La première mesure de la dictature tranquille pourrait bien être une idée du genre d'aller en élection sur un projet d'abolir les cégeps pour les arrimer aux commission scolaires. La loi 78, qui empêche toute manifestation ou toute opposition à l'intérieur ou à proximité des établissements d'enseignement, rend pensable ce projet. L'élection la reconduirait indéfiniment pour permettre une soi-disant "modernisation du système d'éducation" qu'une bonne partie de la population, excédée par les manifestations des derniers mois, pourrait applaudir le projet. Une telle idée, grossière, ignoble, aurait pour effet d'enrager instantanément tous les opposants au parti libéral sur ce sujet, qui utiliserait cette rage à son avantage et pourrait faire oublier les scandales de corruption.
La véritable visée d'un tel projet serait bien sûr de retirer de manière permanente à tous les étudiants du collégial leur liberté d'association et d'expression. Elle pourrait donner aux néofascistes l'humiliation publique dont ils rêvent, et assoirait un peu plus la pensée de la répression à tout prix des opposants au régime. Pis encore, la réélection du parti libéral donnerait un minimum de légitimité à cet appareil de collusion pour en officialiser le fonctionnementà travers une révision de l'idée de partenariat public-privé à laquelle le parti n'a jamais véritablement renoncé.

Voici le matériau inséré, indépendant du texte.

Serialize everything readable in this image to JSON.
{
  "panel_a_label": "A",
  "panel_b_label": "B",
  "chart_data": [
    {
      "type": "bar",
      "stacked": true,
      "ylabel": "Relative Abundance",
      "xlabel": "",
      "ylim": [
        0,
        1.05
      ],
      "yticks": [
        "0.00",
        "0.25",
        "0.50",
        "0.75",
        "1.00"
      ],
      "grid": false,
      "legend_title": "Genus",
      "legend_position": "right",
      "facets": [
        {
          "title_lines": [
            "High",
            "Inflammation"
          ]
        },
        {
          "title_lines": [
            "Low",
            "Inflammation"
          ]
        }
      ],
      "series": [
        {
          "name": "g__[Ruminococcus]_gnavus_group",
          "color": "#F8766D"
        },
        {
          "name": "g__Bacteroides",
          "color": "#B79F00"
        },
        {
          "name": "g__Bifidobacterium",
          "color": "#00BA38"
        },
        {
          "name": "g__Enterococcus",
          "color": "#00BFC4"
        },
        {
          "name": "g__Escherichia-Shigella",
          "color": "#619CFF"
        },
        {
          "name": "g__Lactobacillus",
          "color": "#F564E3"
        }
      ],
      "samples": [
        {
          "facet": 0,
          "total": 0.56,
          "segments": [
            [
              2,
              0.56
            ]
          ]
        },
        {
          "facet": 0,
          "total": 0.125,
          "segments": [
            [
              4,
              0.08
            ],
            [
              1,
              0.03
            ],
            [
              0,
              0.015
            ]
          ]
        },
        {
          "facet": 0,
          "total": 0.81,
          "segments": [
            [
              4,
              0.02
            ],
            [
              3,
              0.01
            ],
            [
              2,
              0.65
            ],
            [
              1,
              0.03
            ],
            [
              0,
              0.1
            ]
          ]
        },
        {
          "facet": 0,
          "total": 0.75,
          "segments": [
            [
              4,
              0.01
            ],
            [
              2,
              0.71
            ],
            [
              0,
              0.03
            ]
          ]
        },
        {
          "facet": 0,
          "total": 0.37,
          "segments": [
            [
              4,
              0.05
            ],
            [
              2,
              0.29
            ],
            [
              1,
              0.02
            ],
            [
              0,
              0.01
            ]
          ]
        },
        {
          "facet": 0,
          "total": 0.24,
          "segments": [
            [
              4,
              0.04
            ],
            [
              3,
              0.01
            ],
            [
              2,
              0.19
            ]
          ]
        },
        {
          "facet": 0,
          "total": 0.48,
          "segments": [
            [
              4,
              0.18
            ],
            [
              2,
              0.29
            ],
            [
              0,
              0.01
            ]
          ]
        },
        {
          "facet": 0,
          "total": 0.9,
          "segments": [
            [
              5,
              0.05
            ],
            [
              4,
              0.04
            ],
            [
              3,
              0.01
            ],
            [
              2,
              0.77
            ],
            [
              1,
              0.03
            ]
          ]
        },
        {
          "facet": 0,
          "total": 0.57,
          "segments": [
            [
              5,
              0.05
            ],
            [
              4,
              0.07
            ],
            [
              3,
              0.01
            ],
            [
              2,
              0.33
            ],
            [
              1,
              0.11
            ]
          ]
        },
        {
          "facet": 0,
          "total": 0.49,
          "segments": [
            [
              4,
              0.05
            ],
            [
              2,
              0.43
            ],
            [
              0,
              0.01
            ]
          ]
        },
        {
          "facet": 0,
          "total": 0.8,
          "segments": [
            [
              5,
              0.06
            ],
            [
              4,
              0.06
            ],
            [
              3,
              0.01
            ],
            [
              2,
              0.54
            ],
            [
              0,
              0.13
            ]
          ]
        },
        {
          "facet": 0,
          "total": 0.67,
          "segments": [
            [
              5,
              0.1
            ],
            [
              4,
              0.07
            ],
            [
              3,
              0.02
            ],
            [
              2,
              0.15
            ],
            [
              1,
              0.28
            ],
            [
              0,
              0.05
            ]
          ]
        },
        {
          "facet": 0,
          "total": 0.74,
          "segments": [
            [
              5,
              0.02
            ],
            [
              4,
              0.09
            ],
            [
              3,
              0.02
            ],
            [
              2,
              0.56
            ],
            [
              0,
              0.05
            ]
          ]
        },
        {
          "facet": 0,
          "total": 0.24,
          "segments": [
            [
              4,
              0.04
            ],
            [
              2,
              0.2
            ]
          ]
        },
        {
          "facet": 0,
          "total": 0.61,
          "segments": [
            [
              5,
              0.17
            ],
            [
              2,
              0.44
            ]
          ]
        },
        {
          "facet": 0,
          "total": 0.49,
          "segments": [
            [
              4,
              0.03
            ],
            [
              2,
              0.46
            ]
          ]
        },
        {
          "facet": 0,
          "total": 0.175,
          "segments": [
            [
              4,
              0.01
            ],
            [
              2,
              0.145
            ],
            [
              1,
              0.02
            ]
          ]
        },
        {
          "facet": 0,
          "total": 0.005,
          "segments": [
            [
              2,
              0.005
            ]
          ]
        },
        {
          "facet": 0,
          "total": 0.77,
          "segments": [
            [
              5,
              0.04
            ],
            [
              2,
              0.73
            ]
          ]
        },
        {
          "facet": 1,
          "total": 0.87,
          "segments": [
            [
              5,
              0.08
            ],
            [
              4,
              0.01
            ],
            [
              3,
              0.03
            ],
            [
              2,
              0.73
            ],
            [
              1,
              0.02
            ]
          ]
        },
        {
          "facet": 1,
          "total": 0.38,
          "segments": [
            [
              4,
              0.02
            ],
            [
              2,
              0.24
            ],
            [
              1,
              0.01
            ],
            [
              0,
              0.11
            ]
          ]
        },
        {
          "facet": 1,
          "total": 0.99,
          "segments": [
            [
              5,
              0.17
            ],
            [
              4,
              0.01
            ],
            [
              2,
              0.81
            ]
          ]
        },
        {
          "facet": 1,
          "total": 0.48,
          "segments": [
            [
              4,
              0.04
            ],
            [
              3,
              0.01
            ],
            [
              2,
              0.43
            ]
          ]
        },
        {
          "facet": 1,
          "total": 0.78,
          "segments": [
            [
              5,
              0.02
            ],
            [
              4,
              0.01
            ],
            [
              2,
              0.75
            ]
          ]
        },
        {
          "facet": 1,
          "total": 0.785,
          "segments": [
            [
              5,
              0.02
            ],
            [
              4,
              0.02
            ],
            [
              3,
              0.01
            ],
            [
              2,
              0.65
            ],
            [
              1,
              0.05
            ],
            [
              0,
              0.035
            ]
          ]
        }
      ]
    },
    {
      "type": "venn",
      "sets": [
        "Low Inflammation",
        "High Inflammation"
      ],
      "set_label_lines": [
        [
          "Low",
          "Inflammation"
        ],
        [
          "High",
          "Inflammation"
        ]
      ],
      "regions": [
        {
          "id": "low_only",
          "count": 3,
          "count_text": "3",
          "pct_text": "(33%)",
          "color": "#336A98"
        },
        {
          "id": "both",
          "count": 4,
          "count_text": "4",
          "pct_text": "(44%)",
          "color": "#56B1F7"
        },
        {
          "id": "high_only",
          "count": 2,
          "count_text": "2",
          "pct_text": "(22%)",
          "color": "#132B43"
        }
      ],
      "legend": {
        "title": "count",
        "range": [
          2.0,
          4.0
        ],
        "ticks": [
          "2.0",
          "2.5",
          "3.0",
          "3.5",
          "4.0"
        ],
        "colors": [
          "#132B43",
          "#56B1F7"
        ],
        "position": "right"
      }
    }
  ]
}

Tout ça, évidemment, n'est encore que du domaine de la politique-fiction, mais cet espace de l'imaginaire s'est ouvert depuis la mise en place de la loi 78, et ses opposants ont présentement cette responsablilité lourde, dramatique, d'envisager tous les moyens possible pour empêcher toute actualisation de cette dystopie de la dictature tranquille qui n'en est encore qu'à l'état de virtualité dans l'espace politique. La mobilisation inespérée de centaines de milliers de citoyens doit pour cette raison se poursuivre, festive et optimiste comme elle a commencé à l'être, ouverte sur l'espace de pensée que la rue a aussi ouvert en même temps dans l'espace politique québécois.
Quelle serait la meilleure réponse à ce coup fourré du parti libéral? J'en ai aucune idée. J'avoue que je suis plus porté au tragique qu'à la stratégie.